Rep. Ed Markey (D-Mass.) today decried the passage of the Ryan budget scheme in the House of Representatives for protecting billions of dollars in tax breaks for oil companies, while vowing to repeal President Obama's historic health care law. The GOP budget passed the House today 221-207.
"Republicans in Congress are wrongly prioritizing wealth care for oil companies, while vowing to kill President Obama's health care law," said Rep. Markey. "We need a balanced budget that keeps our promise to protect and grow America's middle class, and tells the most profitbale companies in the world to relinquish their 100 year-old tax breaks."
The Ryan budget aims to roll back what it calls "federal intervention" in energy markets and "corporate-welfare," but only when it comes to clean energy.

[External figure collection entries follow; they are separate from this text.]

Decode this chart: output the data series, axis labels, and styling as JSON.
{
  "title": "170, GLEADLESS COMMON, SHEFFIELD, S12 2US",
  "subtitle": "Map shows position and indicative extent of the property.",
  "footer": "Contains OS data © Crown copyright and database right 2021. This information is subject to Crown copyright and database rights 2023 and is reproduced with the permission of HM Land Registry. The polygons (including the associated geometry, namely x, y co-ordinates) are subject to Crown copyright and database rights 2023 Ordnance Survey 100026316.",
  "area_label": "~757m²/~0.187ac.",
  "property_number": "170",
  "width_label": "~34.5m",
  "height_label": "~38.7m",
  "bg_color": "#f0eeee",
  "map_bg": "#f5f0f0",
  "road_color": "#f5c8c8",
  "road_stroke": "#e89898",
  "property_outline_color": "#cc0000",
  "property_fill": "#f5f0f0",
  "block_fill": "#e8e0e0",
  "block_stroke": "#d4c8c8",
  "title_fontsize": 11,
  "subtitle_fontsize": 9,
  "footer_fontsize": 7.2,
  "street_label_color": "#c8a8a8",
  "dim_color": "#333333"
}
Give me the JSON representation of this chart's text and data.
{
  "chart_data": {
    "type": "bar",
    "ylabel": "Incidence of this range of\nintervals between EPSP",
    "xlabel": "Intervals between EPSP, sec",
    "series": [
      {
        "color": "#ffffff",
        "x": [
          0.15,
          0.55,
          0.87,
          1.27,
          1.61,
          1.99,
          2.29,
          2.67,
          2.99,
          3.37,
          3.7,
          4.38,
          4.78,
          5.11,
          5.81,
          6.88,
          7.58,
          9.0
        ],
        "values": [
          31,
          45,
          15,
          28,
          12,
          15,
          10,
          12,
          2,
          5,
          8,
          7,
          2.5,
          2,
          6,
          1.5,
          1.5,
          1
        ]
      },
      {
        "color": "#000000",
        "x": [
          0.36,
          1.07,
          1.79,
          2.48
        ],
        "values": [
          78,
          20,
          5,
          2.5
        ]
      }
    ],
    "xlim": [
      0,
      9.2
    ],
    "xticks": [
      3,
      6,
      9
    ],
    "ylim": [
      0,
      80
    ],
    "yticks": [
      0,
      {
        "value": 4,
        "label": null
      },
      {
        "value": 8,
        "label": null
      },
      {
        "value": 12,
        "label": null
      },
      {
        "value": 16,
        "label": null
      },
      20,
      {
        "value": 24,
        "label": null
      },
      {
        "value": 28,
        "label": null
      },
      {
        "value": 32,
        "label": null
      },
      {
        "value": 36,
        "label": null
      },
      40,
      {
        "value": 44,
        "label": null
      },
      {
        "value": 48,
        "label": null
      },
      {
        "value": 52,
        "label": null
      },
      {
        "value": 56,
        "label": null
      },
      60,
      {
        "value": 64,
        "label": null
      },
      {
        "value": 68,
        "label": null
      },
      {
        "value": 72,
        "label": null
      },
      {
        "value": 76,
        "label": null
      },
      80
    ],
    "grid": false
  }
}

The Ryan budget leaves intact the special tax breaks and free drilling loopholes that provide $7 billion per year in taxpayer support to the oil and gas industry, while calling for a devastating 90 percent cut in energy investments at the Department of Energy next year. Rep. Markey has introduced legislation, the Permanent Repeal of Oil Subsidies Act (H.R. 601), that would repeal 10 different tax subsidies currently enjoyed by the oil and gas industry along with loopholes that allow oil companies to avoid paying taxpayers for use and production of oil from America's public lands.
The House Democratic budget, on the other hand, calls for a broad ending to these types of special tax breaks for wealthy special interests. And it continues to invest in the energy research and development that will feed America's innovation economy for years to come.